- Theatrical release poster
- Directed by: Sonny Mallhi
- Written by: Solomon Gray; Sonny Mallhi;
- Produced by: Robert Menzies; Sonny Mallhi;
- Starring: Emily van Raay; Andrew Creer;
- Cinematography: Jorel Odell
- Edited by: Jordan Jensen
- Music by: Tom Schraeder; Cj Johnson;
- Production companies: Blumhouse Productions; Shotgun Shack Productions; Zed.Film Production; Ten Thirty One Productions; Eggplant Pictures;
- Distributed by: Gravitas Ventures
- Release dates: July 26, 2018 (Fantasia); December 10, 2021;
- Running time: 93 minutes
- Country: United States
- Language: English

= Hurt (2018 film) =

Hurt is a 2018 American slasher film directed by Sonny Mallhi and written by Solomon Gray and Mallhi. The film stars Emily van Raay and Andrew Creer.

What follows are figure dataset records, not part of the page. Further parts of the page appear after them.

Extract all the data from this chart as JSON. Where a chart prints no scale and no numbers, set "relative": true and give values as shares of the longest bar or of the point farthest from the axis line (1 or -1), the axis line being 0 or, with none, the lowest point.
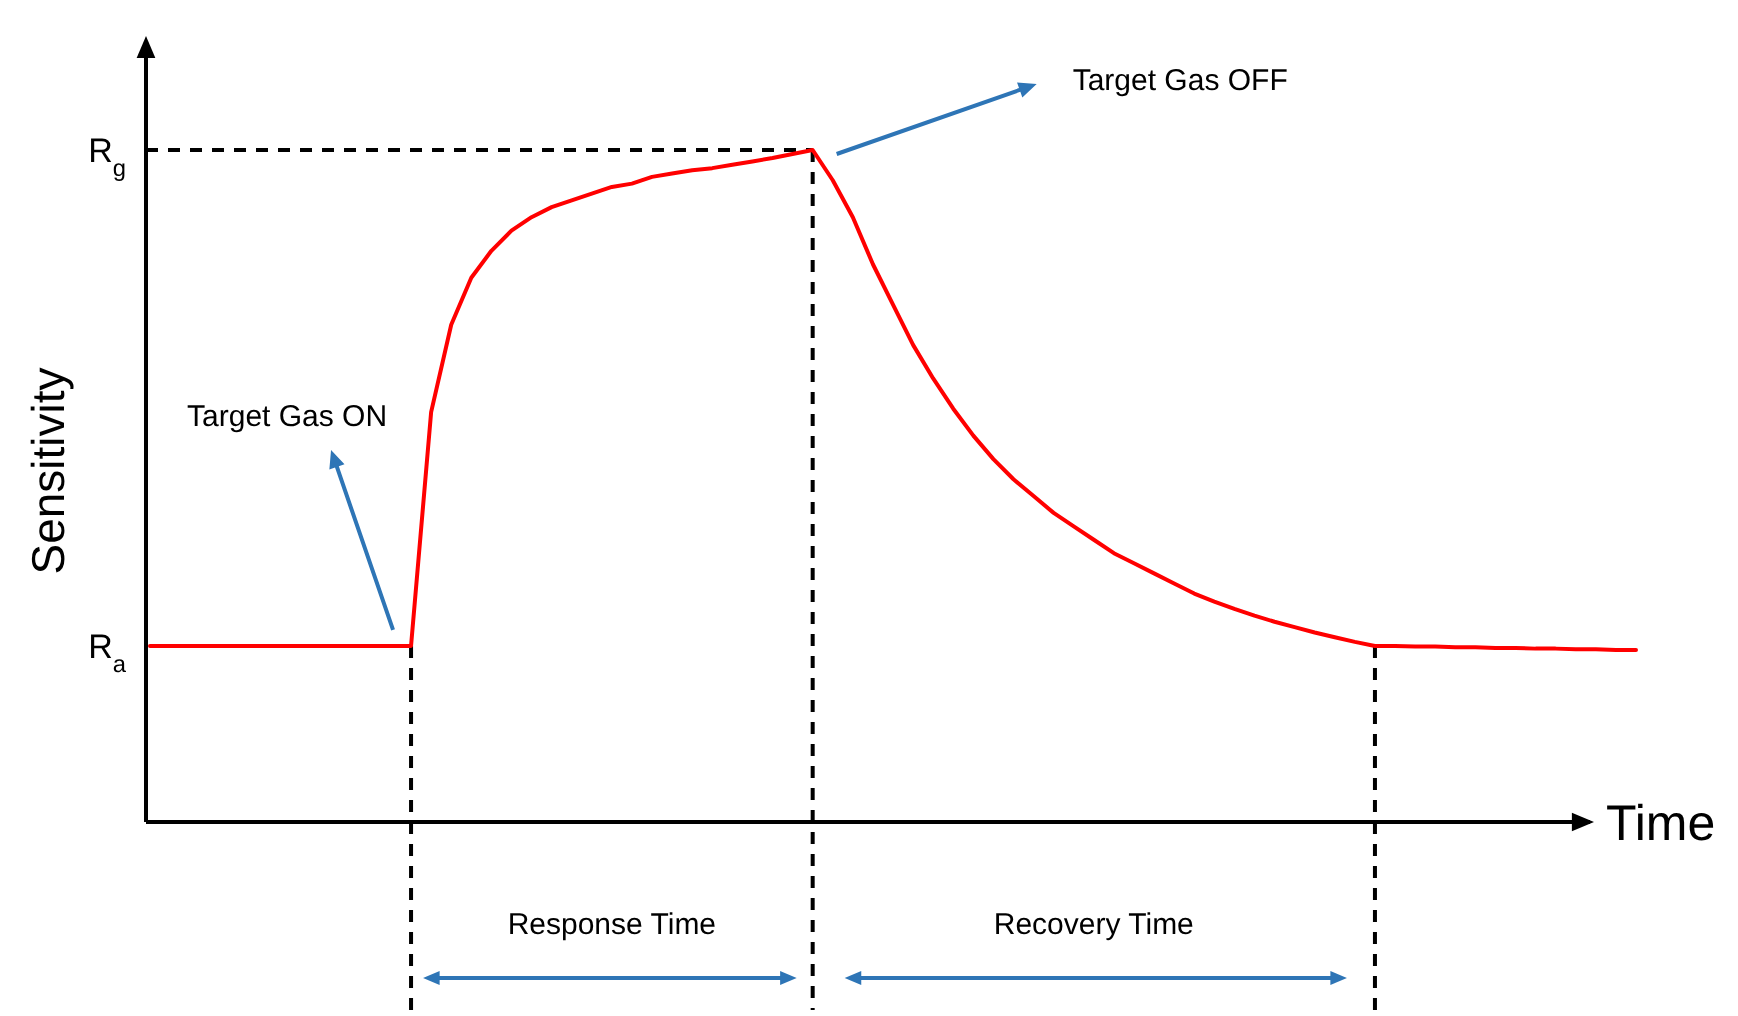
{
  "chart_data": {
    "type": "line",
    "relative": true,
    "xlabel": "Time",
    "ylabel": "Sensitivity",
    "line_style": "solid",
    "categories": [
      null,
      null,
      null,
      null,
      null,
      null,
      null,
      null,
      null,
      null,
      null,
      null,
      null,
      null,
      null,
      null,
      null,
      null,
      null,
      null,
      null,
      null,
      null,
      null,
      null,
      null,
      null,
      null,
      null,
      null,
      null,
      null,
      null,
      null,
      null,
      null,
      null,
      null,
      null,
      null,
      null,
      null,
      null,
      null,
      null,
      null,
      null,
      null,
      null,
      null,
      null,
      null,
      null,
      null,
      null,
      null,
      null,
      null,
      null,
      null,
      null,
      null,
      null,
      null,
      null,
      null,
      null,
      null,
      null,
      null,
      null,
      null,
      null,
      null,
      null
    ],
    "series": [
      {
        "color": "#ff0000",
        "values": [
          0.262,
          0.262,
          0.262,
          0.262,
          0.262,
          0.262,
          0.262,
          0.262,
          0.262,
          0.262,
          0.262,
          0.262,
          0.262,
          0.262,
          0.61,
          0.74,
          0.81,
          0.85,
          0.88,
          0.9,
          0.915,
          0.925,
          0.935,
          0.945,
          0.95,
          0.96,
          0.965,
          0.97,
          0.973,
          0.978,
          0.983,
          0.988,
          0.994,
          1,
          0.955,
          0.9,
          0.83,
          0.77,
          0.71,
          0.66,
          0.615,
          0.575,
          0.54,
          0.51,
          0.485,
          0.46,
          0.44,
          0.42,
          0.4,
          0.385,
          0.37,
          0.355,
          0.34,
          0.328,
          0.317,
          0.307,
          0.298,
          0.29,
          0.282,
          0.275,
          0.268,
          0.262,
          0.262,
          0.261,
          0.261,
          0.26,
          0.26,
          0.259,
          0.259,
          0.258,
          0.258,
          0.257,
          0.257,
          0.256,
          0.256
        ]
      }
    ],
    "annotations": [
      "R$_{g}$",
      "R$_{a}$",
      "Target Gas ON",
      "Target Gas OFF",
      "Response Time",
      "Recovery Time"
    ]
  }
}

It had its world premiere at the Fantasia International Film Festival on July 26, 2018. It was released on December 10, 2021 by Gravitas Ventures.

==Plot==

Rose moves into a house in the woods close to her sister after her boyfriend gets deployed and things do not go right when Halloween night arrives.

==Cast==
- Emily van Raay as Rose
- Andrew Creer as Tommy
- Michelle Treacy as Dana
- Stephanie Moran as Lily
- Bradley Hamilton as Mark
- Madelaine Gionet as Natalie

==Filming==
Principal photography on the film began in May 2017.

==Release==
It had its world premiere at the Fantasia International Film Festival on July 26, 2018. It was released on December 10, 2021 by Gravitas Ventures.

==Reception==
===Critical response===
Hurt has an approval rating of 71% on review aggregator website Rotten Tomatoes, based on 7 reviews, and an average rating of 5.9/10.